Os governadores Garotinho, Rosinha e Anthony, rejeitaram a proposta inicial do governo Lula, definindo-a, não de todo sem razão, como uma forma de intervenção branca. Não há como avaliar a proposta, que não foi divulgada plenamente e, muito menos, explicada em suas fundamentações e finalidades práticas.
Do que foi exposto, nada evidencia criatividade nem suscita a impressão de que se mostraria certamente eficaz. Antes lembra muito as elaborações do antropólogo Luiz Eduardo Soares, hoje na Secretaria Nacional de Segurança, quando se ocupou de reformular a segurança no governo Anthony Garotinho, sem chegar, por falta de tempo ou não só de tempo, a algum resultado.
O governo federal nem está em condições muito melhores que o estadual na crise aguda de violência que se manifesta no Rio há duas semanas. No dia de ataque mais intenso, tratava-se de ação do tráfico, que é um dos chamados crimes federais. O ataque se fez com armas privativas das Forças Armadas, umas roubadas de quartéis e outras contrabandeadas -mais dois dos chamados crimes federais. E onde estava a Polícia Federal naquele dia? Como a já idosa Conceição, ninguém sabe, ninguém viu.
Dezessete dias depois daquela ofensiva, a situação do Rio é exatamente igual à de antes da investida. Nem os recrutas do Exército mudaram alguma coisa para melhor, como provam os continuados ataques, inclusive a delegacias e a carros da polícia. Mas Rosinha Garotinho repeliu a proposta federal com a afirmação de que o governo fluminense resolverá sozinho o problema.
Volte-se a Fernandinho Beira-Mar e à missão dita política dos seus advogados. No governo passado, de Garotinho marido, certa redução na violência foi atribuída por muitos, entre os quais alguns criminosos entrevistados, a acordos entre autoridades estaduais e chefes do tráfico de drogas. Não apareceram provas do acordo, mas a troca de autoridades estaduais, decorrente da substituição de Garotinho por Benedita da Silva, foi acompanhada de repentina e forte onda de violência nas ruas e de rebeliões nos presídios.
A instrução de Fernandinho Beira-Mar lançou uma interrogação onerosa sobre Rosinha Garotinho e sua promessa de solução solitária. Por mais desejada que seja, até a calmaria, se não provier de medidas muito evidentes, será vista como prova de que a solução não foi solução, mas um reconhecimento mútuo de poderes. Ou melhor, a oficialização de um poder já de fato por um poder de direito posto em questão.
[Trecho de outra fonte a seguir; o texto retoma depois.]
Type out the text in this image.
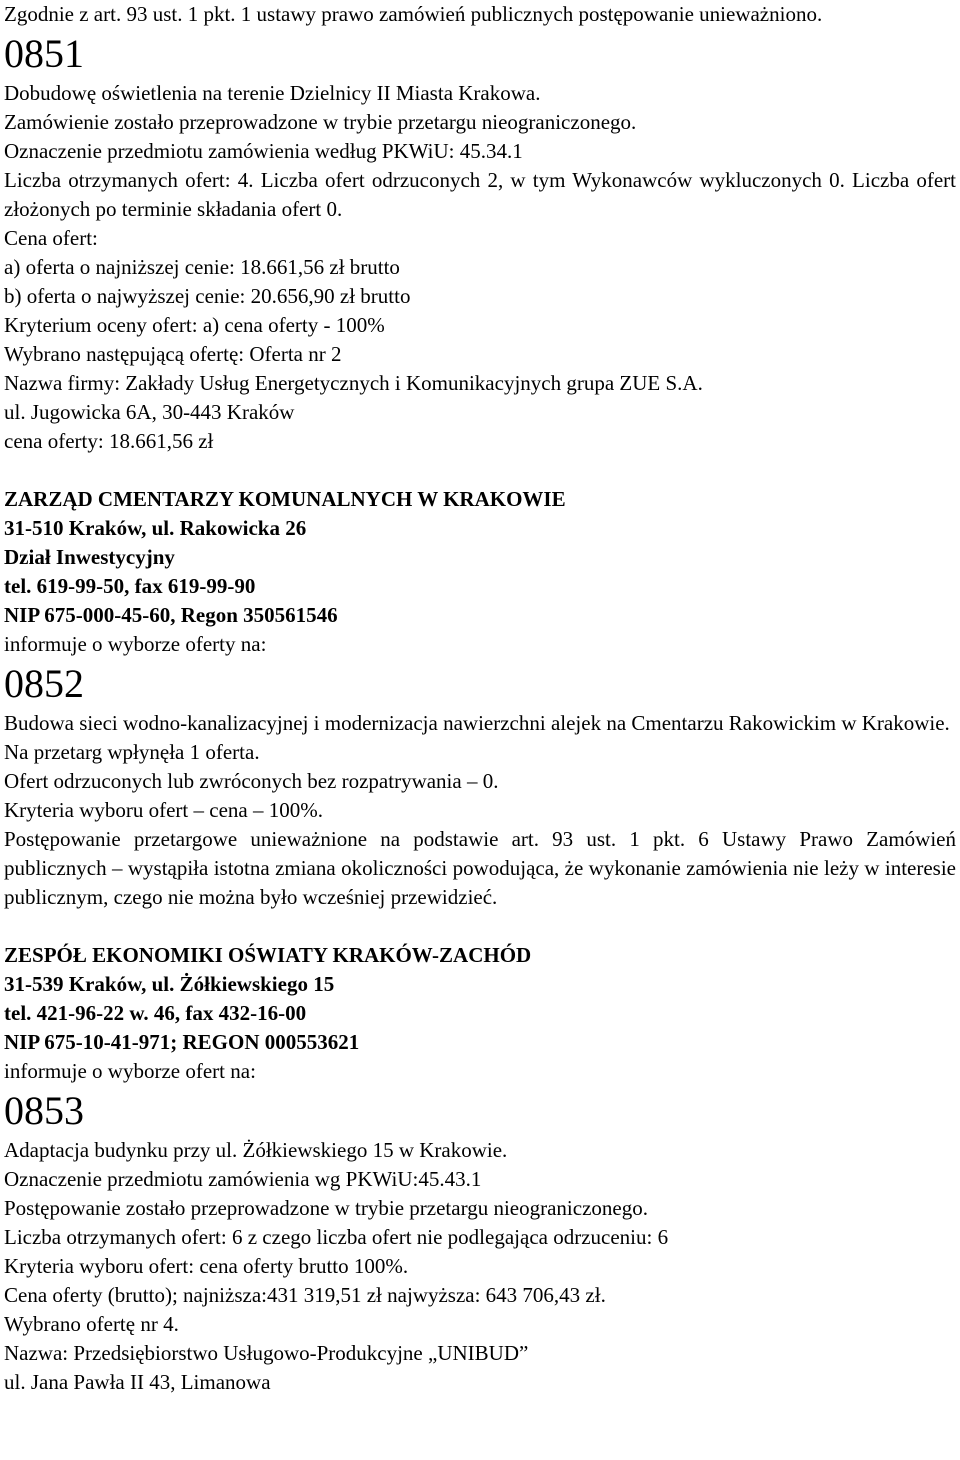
Zgodnie z art. 93 ust. 1 pkt. 1 ustawy prawo zamówień publicznych postępowanie unieważniono.

0851

Dobudowę oświetlenia na terenie Dzielnicy II Miasta Krakowa.

Zamówienie zostało przeprowadzone w trybie przetargu nieograniczonego.

Oznaczenie przedmiotu zamówienia według PKWiU: 45.34.1

Liczba otrzymanych ofert: 4. Liczba ofert odrzuconych 2, w tym Wykonawców wykluczonych 0. Liczba ofert złożonych po terminie składania ofert 0.

Cena ofert:

a) oferta o najniższej cenie: 18.661,56 zł brutto

b) oferta o najwyższej cenie: 20.656,90 zł brutto

Kryterium oceny ofert: a) cena oferty - 100%

Wybrano następującą ofertę: Oferta nr 2

Nazwa firmy: Zakłady Usług Energetycznych i Komunikacyjnych grupa ZUE S.A.

ul. Jugowicka 6A, 30-443 Kraków

cena oferty: 18.661,56 zł

ZARZĄD CMENTARZY KOMUNALNYCH W KRAKOWIE

31-510 Kraków, ul. Rakowicka 26

Dział Inwestycyjny

tel. 619-99-50, fax 619-99-90

NIP 675-000-45-60, Regon 350561546

informuje o wyborze oferty na:

0852

Budowa sieci wodno-kanalizacyjnej i modernizacja nawierzchni alejek na Cmentarzu Rakowickim w Krakowie.

Na przetarg wpłynęła 1 oferta.

Ofert odrzuconych lub zwróconych bez rozpatrywania – 0.

Kryteria wyboru ofert – cena – 100%.

Postępowanie przetargowe unieważnione na podstawie art. 93 ust. 1 pkt. 6 Ustawy Prawo Zamówień publicznych – wystąpiła istotna zmiana okoliczności powodująca, że wykonanie zamówienia nie leży w interesie publicznym, czego nie można było wcześniej przewidzieć.

ZESPÓŁ EKONOMIKI OŚWIATY KRAKÓW-ZACHÓD

31-539 Kraków, ul. Żółkiewskiego 15

tel. 421-96-22 w. 46, fax 432-16-00

NIP 675-10-41-971; REGON 000553621

informuje o wyborze ofert na:

0853

Adaptacja budynku przy ul. Żółkiewskiego 15 w Krakowie.

Oznaczenie przedmiotu zamówienia wg PKWiU:45.43.1

Postępowanie zostało przeprowadzone w trybie przetargu nieograniczonego.

Liczba otrzymanych ofert: 6 z czego liczba ofert nie podlegająca odrzuceniu: 6

Kryteria wyboru ofert: cena oferty brutto 100%.

Cena oferty (brutto); najniższa:431 319,51 zł najwyższa: 643 706,43 zł.

Wybrano ofertę nr 4.

Nazwa: Przedsiębiorstwo Usługowo-Produkcyjne „UNIBUD”

ul. Jana Pawła II 43, Limanowa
Texto Anterior: Presidente de associação é morto a tiros
Próximo Texto: Agenda petista: PT reconhece ter errado ao não apoiar reformas de FHC
Índice


UOL
Copyright Empresa Folha da Manhã S/A. Todos os direitos reservados. É proibida a reprodução do conteúdo desta página em qualquer meio de comunicação, eletrônico ou impresso, sem autorização escrita da Folhapress.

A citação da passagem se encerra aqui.